Thursday, June 30, 2011

Do You Hear What I Hear? - A Tribute

My education in the School of Business and Industry at Florida A & M University warned against mixing business with personal.  In the corporate world of an employee such a combination could lead to career implosion.  Art is personal.  It is also my business.  I’m ignoring FAMU’s warning.  Instead I’m encouraging an intimate love affair between personal and business.
My latest piece, “Do You Hear What I Hear” (2011), was completed on June 29th – the day of my 15th wedding anniversary.  “Do You Hear…” is my tribute to the man I embraced in marriage.  It is a testament to the man of faith he has become through every challenging obstacle we have faced together.  He is also a science lover.  His tribute must combine faith with science.  “Do You Hear What I Hear” shows science’s ability to explain some things and its limitation to fathom others.   
Science has proven sound travels in waves of varying frequencies.   Humans detect sound waves with their ears.  Receptors in the ear carry the waves to the brain.  The brain interprets the information from the ear and lets  us know what we are hearing.   Scientist have used MRI technology to study the brain’s reaction to different types of sounds.   The technology allows scientists to see which areas of the brain are most excited by the sound stimulus.  I believe emotion is measured through our level of excitement.  If you’re really emotional the MRI will reveal higher levels of brain activity. But an MRI cannot reveal human thought.

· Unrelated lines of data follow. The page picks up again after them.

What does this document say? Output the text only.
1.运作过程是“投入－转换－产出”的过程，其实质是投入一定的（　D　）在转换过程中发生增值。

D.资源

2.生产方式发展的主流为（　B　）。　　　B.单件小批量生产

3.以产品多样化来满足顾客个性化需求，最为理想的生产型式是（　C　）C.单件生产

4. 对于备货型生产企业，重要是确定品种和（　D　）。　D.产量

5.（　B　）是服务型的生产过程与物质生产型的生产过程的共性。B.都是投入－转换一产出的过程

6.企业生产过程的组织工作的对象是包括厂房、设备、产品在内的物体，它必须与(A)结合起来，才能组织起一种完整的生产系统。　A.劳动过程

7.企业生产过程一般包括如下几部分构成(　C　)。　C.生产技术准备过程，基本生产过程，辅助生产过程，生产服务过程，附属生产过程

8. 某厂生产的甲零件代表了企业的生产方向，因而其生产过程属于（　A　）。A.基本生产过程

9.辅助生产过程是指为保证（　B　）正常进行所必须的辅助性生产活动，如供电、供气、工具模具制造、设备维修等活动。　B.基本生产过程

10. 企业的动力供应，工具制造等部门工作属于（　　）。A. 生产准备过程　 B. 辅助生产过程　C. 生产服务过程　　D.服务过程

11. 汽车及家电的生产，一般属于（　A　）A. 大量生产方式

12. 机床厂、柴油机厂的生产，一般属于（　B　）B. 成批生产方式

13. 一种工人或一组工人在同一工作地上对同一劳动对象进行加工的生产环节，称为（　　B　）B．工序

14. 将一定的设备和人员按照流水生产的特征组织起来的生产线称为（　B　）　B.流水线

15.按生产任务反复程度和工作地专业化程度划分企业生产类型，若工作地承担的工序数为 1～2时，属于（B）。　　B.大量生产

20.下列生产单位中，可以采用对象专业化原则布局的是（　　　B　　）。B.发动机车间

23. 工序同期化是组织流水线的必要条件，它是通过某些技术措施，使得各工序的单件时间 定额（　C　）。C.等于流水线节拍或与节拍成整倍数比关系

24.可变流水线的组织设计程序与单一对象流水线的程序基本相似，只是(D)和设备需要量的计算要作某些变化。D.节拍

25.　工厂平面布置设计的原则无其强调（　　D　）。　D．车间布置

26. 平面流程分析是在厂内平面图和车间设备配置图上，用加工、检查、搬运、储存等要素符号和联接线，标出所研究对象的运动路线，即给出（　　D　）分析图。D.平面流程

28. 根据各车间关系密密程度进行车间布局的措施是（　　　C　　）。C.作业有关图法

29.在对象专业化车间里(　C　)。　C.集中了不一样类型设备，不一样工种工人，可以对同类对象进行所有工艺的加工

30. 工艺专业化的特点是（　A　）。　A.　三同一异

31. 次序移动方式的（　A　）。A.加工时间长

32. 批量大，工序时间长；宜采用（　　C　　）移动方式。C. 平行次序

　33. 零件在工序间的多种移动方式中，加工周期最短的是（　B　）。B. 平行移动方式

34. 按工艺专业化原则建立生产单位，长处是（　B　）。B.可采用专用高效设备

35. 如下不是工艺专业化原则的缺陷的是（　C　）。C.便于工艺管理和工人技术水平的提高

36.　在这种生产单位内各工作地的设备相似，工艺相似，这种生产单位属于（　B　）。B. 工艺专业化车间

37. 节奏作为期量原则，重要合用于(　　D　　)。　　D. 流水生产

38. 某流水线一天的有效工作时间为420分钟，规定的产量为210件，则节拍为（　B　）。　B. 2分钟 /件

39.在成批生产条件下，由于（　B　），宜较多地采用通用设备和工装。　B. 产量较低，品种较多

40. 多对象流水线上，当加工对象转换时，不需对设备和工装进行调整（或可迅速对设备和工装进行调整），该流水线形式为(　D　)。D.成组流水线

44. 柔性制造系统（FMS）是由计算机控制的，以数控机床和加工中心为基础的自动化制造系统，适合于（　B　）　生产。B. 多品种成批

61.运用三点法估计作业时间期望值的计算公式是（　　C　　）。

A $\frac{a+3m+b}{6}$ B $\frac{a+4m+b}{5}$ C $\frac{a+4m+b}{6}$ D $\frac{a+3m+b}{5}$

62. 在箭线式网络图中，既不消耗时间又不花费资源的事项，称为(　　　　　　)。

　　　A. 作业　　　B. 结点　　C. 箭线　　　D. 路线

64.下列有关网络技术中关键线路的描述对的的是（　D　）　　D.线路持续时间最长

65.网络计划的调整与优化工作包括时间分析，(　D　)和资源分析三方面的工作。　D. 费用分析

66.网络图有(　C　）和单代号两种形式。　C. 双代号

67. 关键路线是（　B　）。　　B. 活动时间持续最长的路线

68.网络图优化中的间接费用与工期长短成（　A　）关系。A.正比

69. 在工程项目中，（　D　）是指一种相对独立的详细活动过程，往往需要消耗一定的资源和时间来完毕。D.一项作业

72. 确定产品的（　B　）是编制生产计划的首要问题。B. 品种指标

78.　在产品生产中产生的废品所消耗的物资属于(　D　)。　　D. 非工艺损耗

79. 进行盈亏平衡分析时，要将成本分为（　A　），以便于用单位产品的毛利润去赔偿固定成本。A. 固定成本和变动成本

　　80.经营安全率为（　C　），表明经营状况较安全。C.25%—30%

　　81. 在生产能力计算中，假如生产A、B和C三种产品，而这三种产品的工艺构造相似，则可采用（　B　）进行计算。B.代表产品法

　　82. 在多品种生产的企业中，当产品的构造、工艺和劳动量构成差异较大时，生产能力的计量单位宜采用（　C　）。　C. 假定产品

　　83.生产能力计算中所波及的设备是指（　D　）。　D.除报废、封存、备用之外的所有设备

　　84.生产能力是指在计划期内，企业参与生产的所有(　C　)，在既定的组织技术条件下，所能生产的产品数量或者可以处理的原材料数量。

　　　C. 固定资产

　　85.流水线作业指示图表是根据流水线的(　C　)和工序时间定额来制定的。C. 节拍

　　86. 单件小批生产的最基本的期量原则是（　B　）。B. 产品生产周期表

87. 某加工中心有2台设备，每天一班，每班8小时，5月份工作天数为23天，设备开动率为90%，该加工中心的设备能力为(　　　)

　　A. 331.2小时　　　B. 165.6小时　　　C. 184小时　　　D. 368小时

If an MRI could read the thoughts of my husband after receiving bad news, it would reveal something peculiar.    After hearing pronouncements of foreclosure, unemployment, and slow economy, his thought revealing MRI would see faith, hope, and opportunity.  How do I know?   Because I’ve stood by him and heard the pronouncements with him.   I’ve watched his actions and heard his words.  When the world - and his wife - marinated on seemingly impossible situations, he hung on to possibilities.  He turned each pronouncement of doom into a new beginning while all the time relying on the power of his great big God.
 My husband has always wanted to be a part of something scientific.  I plan to enter “Do You Hear What I Hear” in SAQA Il/WI’s Stitched Together, Art and Science exhibit to be held in the art gallery at  Fermilab in Batavia, Illinois.  When I told him about the exhibit he exclaimed, “Fermilab has the largest particle accelerator in the midwest!  I’ve always wanted to go there!”  Hopefully the art piece he inspired will one day be mounted on walls dripping with science. 
Martin Cornelius Lindsey thank you for being this Christian family’s man of faith.